The Robert H. Smith Center at Montalto
“Seductiveness of Revolution”
Ambassador Tony Quainton
Ambassador John Limbert
The world today is witnessing domestic political turbulence on a scale not seen since the end of World War Two. Popular discontent, centered on basic issues of quality of life and personal freedom, has already produced revolutionary, if unfinished, change in Egypt, Tunisia, Libya and Yemen, and is having a major impact elsewhere in the Middle East (e.g. Syria, Bahrain). Beyond the Arab world, actual or potential revolutionary instability exists in outh Asia (e.g. Afghanistan, Pakistan, Sri Lanka), sub-Saharan Africa (e.g. South Sudan, Somalia), Latin America (e.g. Venezuela), and Europe (e.g. Serbia/Kosovo). America’s diplomats, from the earliest days of our country’s history, have been called upon to interpret such revolutionary events and develop or influence the U.S. response, from the Place de la Bastille to Tahrir Square.
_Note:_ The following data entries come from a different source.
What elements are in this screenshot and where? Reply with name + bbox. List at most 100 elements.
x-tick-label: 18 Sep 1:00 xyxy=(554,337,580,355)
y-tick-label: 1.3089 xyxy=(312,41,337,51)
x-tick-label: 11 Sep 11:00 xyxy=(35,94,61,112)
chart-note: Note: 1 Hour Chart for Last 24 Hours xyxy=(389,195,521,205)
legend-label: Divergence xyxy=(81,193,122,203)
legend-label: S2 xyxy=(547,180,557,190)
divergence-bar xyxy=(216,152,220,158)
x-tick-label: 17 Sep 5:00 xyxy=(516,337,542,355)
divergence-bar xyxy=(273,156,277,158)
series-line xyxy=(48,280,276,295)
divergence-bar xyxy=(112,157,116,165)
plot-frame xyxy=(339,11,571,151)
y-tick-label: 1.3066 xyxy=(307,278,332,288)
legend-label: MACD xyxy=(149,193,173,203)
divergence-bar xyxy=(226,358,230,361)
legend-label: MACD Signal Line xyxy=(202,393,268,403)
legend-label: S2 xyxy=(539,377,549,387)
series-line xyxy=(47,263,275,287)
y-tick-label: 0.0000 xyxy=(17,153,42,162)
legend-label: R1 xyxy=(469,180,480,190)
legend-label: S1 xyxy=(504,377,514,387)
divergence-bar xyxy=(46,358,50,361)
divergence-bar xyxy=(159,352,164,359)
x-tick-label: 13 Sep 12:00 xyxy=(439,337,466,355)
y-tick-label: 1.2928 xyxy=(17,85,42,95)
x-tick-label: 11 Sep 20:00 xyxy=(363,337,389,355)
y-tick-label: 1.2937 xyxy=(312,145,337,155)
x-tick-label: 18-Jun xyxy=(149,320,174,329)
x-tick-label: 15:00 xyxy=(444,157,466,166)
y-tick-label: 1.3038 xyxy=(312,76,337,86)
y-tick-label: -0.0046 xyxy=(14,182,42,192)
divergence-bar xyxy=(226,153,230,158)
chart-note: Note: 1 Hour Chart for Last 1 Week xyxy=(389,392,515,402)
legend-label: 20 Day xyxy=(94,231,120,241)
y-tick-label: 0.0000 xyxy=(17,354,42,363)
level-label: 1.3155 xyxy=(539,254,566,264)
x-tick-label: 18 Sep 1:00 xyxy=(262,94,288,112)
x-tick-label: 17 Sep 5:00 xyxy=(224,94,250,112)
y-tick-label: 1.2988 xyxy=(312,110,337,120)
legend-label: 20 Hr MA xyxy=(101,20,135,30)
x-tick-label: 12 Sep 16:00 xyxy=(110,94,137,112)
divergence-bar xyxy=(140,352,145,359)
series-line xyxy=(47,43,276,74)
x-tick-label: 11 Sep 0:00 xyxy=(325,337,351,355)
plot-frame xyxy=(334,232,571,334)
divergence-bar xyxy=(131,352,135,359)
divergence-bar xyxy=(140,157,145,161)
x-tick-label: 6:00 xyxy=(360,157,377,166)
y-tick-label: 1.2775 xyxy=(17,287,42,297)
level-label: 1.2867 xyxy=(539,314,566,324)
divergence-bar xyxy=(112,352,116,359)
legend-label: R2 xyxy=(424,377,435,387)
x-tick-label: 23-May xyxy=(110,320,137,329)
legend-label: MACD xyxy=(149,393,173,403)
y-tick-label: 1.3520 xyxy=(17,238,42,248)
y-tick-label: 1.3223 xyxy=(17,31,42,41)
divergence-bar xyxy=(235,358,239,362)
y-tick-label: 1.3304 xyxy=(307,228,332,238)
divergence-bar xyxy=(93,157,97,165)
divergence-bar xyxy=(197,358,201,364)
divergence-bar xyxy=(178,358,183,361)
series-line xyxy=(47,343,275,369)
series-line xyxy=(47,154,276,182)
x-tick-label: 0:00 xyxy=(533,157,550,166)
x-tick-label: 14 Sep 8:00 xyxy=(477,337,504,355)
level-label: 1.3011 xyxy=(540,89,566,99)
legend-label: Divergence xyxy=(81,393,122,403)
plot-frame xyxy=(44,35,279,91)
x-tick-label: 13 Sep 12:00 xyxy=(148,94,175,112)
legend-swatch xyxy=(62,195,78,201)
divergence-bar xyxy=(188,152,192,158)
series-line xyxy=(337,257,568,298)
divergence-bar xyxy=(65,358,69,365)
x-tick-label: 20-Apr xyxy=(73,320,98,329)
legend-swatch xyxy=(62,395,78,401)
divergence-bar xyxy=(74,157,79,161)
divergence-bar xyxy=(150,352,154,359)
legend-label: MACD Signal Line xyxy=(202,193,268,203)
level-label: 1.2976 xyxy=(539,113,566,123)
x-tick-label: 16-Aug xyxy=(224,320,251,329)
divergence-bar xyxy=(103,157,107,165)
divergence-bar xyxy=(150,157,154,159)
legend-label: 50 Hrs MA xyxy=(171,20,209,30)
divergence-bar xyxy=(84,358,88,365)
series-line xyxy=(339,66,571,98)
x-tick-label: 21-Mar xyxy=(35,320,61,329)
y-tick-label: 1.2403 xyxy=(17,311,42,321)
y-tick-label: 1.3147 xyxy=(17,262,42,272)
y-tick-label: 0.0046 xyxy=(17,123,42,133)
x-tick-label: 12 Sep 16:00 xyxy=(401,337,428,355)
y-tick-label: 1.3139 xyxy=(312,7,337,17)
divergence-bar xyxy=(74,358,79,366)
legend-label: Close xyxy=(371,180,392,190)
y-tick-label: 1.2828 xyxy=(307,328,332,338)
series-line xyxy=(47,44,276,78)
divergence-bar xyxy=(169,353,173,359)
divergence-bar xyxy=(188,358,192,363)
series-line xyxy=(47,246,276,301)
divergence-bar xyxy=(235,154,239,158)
The goal of the conference, a joint initiative of the American Academy of Diplomacy and the Robert H. Smith International Center for Jefferson Studies, was to investigate in depth the current and future roles and requirements of American diplomats in revolutionary situations. Should diplomats limit their activities on the ground to analyzing events and making recommendations to Washington, or should they also be taking the initiative to engage actively with government officials, opponents, demonstrators, and the wider public? What new tools do diplomats have at their disposal (e.g. social media, personal engagement), and how should they be used? In fluid, revolutionary situations, how to strike a balance between risks and rewards, both to American interests and to the diplomats personally?